Mesmo assim, é uma sumidade quando se trata de boxe feminino. Foi a primeira brasileira a conquistar o Campeonato Mundial de Boxe. Ao superar a finlandesa Mira Potkonen na semifinal do peso leve (até 60 kg), a baiana – que assim como Hebert nasceu na capital do estado – se tornou também a primeira do país a garantir uma vaga na final do boxe olímpico. O melhor resultado entre as mulheres na modalidade foi o bronze de Adriana Araújo em Londres-2012. As duas são amigas. Bia foi sparring da companheira na Rio-2016.
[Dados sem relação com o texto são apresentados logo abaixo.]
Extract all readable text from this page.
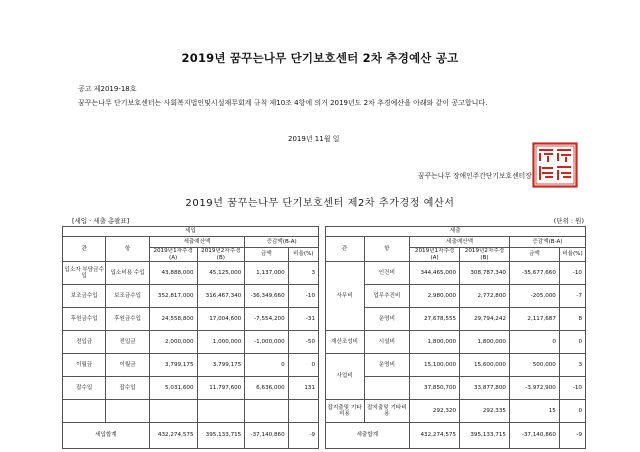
2019년 꿈꾸는나무 단기보호센터 2차 추경예산 공고
공고 제2019-18호
꿈꾸는나무 단기보호센터는 사회복지법인및시설재무회계 규칙 제10조 4항에 의거 2019년도 2차 추경예산을 아래와 같이 공고합니다.
2019년 11월 일
꿈꾸는나무 장애인주간단기보호센터장
2019년 꿈꾸는나무 단기보호센터 제2차 추가경정 예산서
[세입 · 세출 총괄표]	(단위 : 원)
세입							세출					
관	항	세출예산액		증감액(B-A)			관	항	세출예산액		증감액(B-A)	
		2019년1차추경(A)	2019년2차추경(B)	금액	비율(%)				2019년1차추경(A)	2019년2차추경(B)	금액	비율(%)
입소자 부담금수입	입소비용 수입	43,888,000	45,125,000	1,137,000	3		사무비	인건비	344,465,000	308,787,340	-35,677,660	-10
보조금수입	보조금수입	352,817,000	316,467,340	-36,349,660	-10			업무추진비	2,980,000	2,772,800	-205,000	-7
후원금수입	후원금수입	24,558,800	17,004,600	-7,554,200	-31			운영비	27,678,555	29,794,242	2,117,687	8
전입금	전입금	2,000,000	1,000,000	-1,000,000	-50		재산조성비	시설비	1,800,000	1,800,000	0	0
이월금	이월금	3,799,175	3,799,175	0	0		사업비	운영비	15,100,000	15,600,000	500,000	3
잡수입	잡수입	5,031,600	11,797,600	6,636,000	131				37,850,700	33,877,800	-3,972,900	-10
							잡지출및 기타비용	잡지출및 기타비용	292,320	292,335	15	0
세입합계		432,274,575	395,133,715	-37,140,860	-9		세출합계		432,274,575	395,133,715	-37,140,860	-9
O bronze de Abner Teixeira no peso pesado (até 91 kg) somado a essas duas medalhas já garantidas para a Bahia e para o Brasil significam muito para o boxe nacional. Já é o melhor desempenho do país na modalidade na história. Em Londres há nove anos, também foram três medalhas, mas com apenas uma final: a prata do “pizzaiolo” Esquiva Falcão. No Rio de Janeiro, apenas Robson Conceição chegou até a última luta.

Já o sucesso do nordeste é ainda mais impressionante pelo número de atletas nos Jogos Olímpicos. O chamado Time Brasil conta com apenas 45 atletas nascidos na região, contra 189 do Sudeste e 48 do Sul. Apesar disso, os nordestinos sozinhos já têm mais medalhas do que países importantes no cenário esportivo como Portugal e Argentina – e pode superar Espanha, Polônia e Jamaica se Hebert e Bia vencerem. Que venham mais ouros para o Nordeste!